About project - dssg/cta-sim GitHub Wiki

The Chicago Transit Authority (CTA) has made a concerted effort to decrease crowding on public transportation that has been a cause for concern over the last few years. The CTA has been collecting information such as: the number of people riding a specific bus, the times at which more people board buses at a specific stop, the delay times on different routes, among other things. This data, after some processing, is used to understand and modify schedules and routes for the following quarter.

The buses pick up information regarding ridership and bus performance while executing a proposed schedule. The Planning Analytics department then calculates performance metrics such as Load, Flow, Bunching, and Crowding to determine the effectiveness of current CTA strategies.

While current best practices are data-focused, they are retrospective in nature. It is only after we implement the proposed schedule and wait for data to be collected (which takes several months not including data clean-up and aggregation) that we can assess the effectiveness of a certain schedule on de-crowding. We propose to turn scheduling into a more prospective exercise through statistical modeling and simulation (described below). This will allow the planning analytics department to be proactive and better understand the impact of certain scheduling decisions on bus crowding before implementation. Given the richness of the data available, we believe that even a simple statistical model and simulation approach will provide useful insight into bus de-crowding.

Solution

  • Demand Model: At the stop level, we assume that individuals arrive at stops in a stochastic manner. That is, the next individual shows up to the stop after a certain amount of time T, which is random. This is a common approach to waiting time problems.

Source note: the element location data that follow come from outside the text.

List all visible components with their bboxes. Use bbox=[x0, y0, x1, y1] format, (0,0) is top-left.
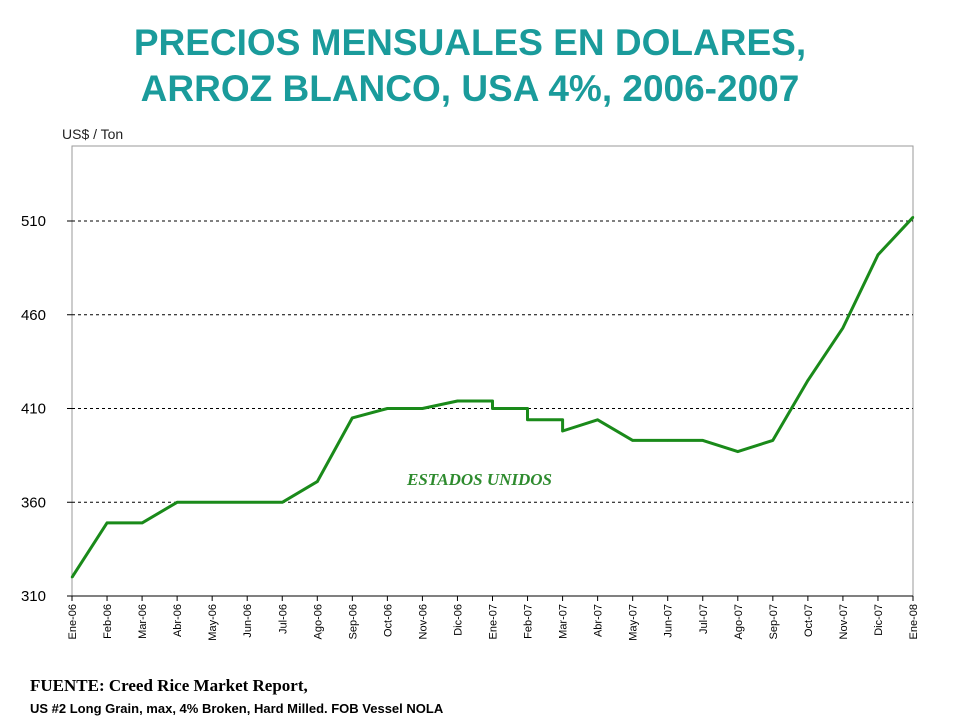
x-tick-label: Ene-07 bbox=[488, 604, 500, 639]
x-tick-label: Ago-06 bbox=[312, 604, 324, 639]
x-tick-label: Sep-06 bbox=[347, 604, 359, 639]
data-point bbox=[911, 216, 915, 219]
x-tick-label: Dic-07 bbox=[873, 604, 885, 636]
title-line-1: PRECIOS MENSUALES EN DOLARES, bbox=[133, 22, 807, 63]
data-point bbox=[421, 407, 424, 410]
x-tick-label: Sep-07 bbox=[768, 604, 780, 639]
x-tick-label: Ago-07 bbox=[733, 604, 745, 639]
x-tick-label: May-07 bbox=[628, 604, 640, 641]
data-point bbox=[491, 407, 494, 410]
x-tick-label: Feb-07 bbox=[523, 604, 535, 639]
source-line-1: FUENTE: Creed Rice Market Report, bbox=[30, 676, 308, 695]
x-tick-label: Abr-07 bbox=[593, 604, 605, 637]
data-point bbox=[701, 439, 704, 442]
plot-area bbox=[71, 145, 914, 597]
data-point bbox=[140, 521, 144, 525]
data-point bbox=[736, 450, 739, 453]
data-point bbox=[456, 399, 459, 403]
x-tick-label: May-06 bbox=[207, 604, 219, 641]
x-tick-label: Oct-07 bbox=[803, 604, 815, 637]
data-point bbox=[876, 253, 880, 256]
series-line-estados-unidos bbox=[70, 216, 915, 579]
data-point bbox=[386, 407, 389, 410]
data-point bbox=[351, 416, 354, 420]
data-point bbox=[281, 501, 284, 504]
data-point bbox=[526, 418, 529, 421]
data-point bbox=[246, 501, 249, 504]
data-point bbox=[771, 439, 775, 442]
data-point bbox=[841, 326, 845, 330]
source-line-2: US #2 Long Grain, max, 4% Broken, Hard M… bbox=[30, 701, 444, 716]
data-point bbox=[631, 439, 634, 442]
data-point bbox=[316, 480, 319, 483]
x-tick-label: Nov-06 bbox=[417, 604, 429, 639]
title-line-2: ARROZ BLANCO, USA 4%, 2006-2007 bbox=[140, 68, 800, 109]
data-point bbox=[210, 501, 214, 504]
x-tick-label: Ene-06 bbox=[67, 604, 79, 639]
data-point bbox=[806, 379, 810, 382]
x-tick-label: Mar-07 bbox=[558, 604, 570, 639]
data-point bbox=[561, 429, 564, 433]
x-tick-label: Jul-06 bbox=[277, 604, 289, 634]
x-tick-label: Jun-06 bbox=[242, 604, 254, 638]
y-axis-label: US$ / Ton bbox=[62, 126, 124, 142]
data-point bbox=[596, 418, 599, 421]
x-tick-label: Nov-07 bbox=[838, 604, 850, 639]
x-tick-label: Jun-07 bbox=[663, 604, 675, 638]
data-point bbox=[175, 501, 179, 504]
data-point bbox=[561, 418, 564, 421]
y-tick-label: 460 bbox=[21, 307, 46, 324]
x-tick-label: Mar-06 bbox=[137, 604, 149, 639]
x-tick-label: Ene-08 bbox=[908, 604, 920, 639]
y-tick-label: 310 bbox=[21, 588, 46, 605]
data-point bbox=[70, 576, 74, 579]
data-point bbox=[666, 439, 669, 442]
x-tick-label: Dic-06 bbox=[452, 604, 464, 636]
x-tick-label: Jul-07 bbox=[698, 604, 710, 634]
chart-title: PRECIOS MENSUALES EN DOLARES, ARROZ BLAN… bbox=[0, 20, 940, 112]
x-tick-label: Abr-06 bbox=[172, 604, 184, 637]
y-tick-label: 510 bbox=[21, 213, 46, 230]
y-tick-label: 360 bbox=[21, 494, 46, 511]
source-note: FUENTE: Creed Rice Market Report, US #2 … bbox=[30, 676, 443, 716]
x-tick-label: Feb-06 bbox=[102, 604, 114, 639]
data-point bbox=[105, 521, 109, 525]
data-point bbox=[491, 399, 494, 403]
data-point bbox=[526, 407, 529, 410]
series-annotation: ESTADOS UNIDOS bbox=[406, 470, 552, 489]
y-tick-label: 410 bbox=[21, 401, 46, 418]
x-tick-label: Oct-06 bbox=[382, 604, 394, 637]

  • Supply Model: At the route level, we have information regarding the deviation from the scheduled arrival time at timepoints (designated points along the route which need not be stops). The supply model will estimate jointly the deviation from the scheduled time along a route for a specific bus. We expect to see that deviation at subsequent timepoints will be positively correlated with the deviation at a specific timepoint. That is, there will be some type of accumulation in the deviation away from the schedule which occurs over the course of a bus running its route. At the most basic level, we don't wish to attribute this variation to specific sources but simply to account for it in the simulations to follow.

  • Fitting a Model vs. Running a Simulation

  • The Model component requires the historical data and a specified model for both demand and supply components. Each model has a set of parameters we need to estimate. The historical data is then used to update parameter estimates.

  • The Simulation component only requires the parameter estimates from the model. With these we can simulate the entire CTA bus system for a given time period. This includes simulating arrival of people at bus stops and the buses as they follow their schedule (including the estimated deviations from bus schedule we described above).

We would like the CTA to outline about how such a tool would be used in practice by different departments (strategic planning, service planning, scheduling, operations) and what features are most key to uptake and success.

  • Web interface
  • The key deliverable is a web interface that allows interactive querying of the simulated bus system. The interface will link to the APC and AVAS datasets so that model parameters can be re-estimated after new data is collected. Due to the computational complexity, the model will be pre-computed, perhaps once per quarter.
  • The interface will display plots of key metrics similar to what is already in use by service planning but computed with simulated rather than historical data.
    • Users can toggle select parameters, such as headway, and visualize the impact on crowding by time period or route / stop.
  • We hope to update current plots to incorporate the variability in performance metrics and provide a more holistic view.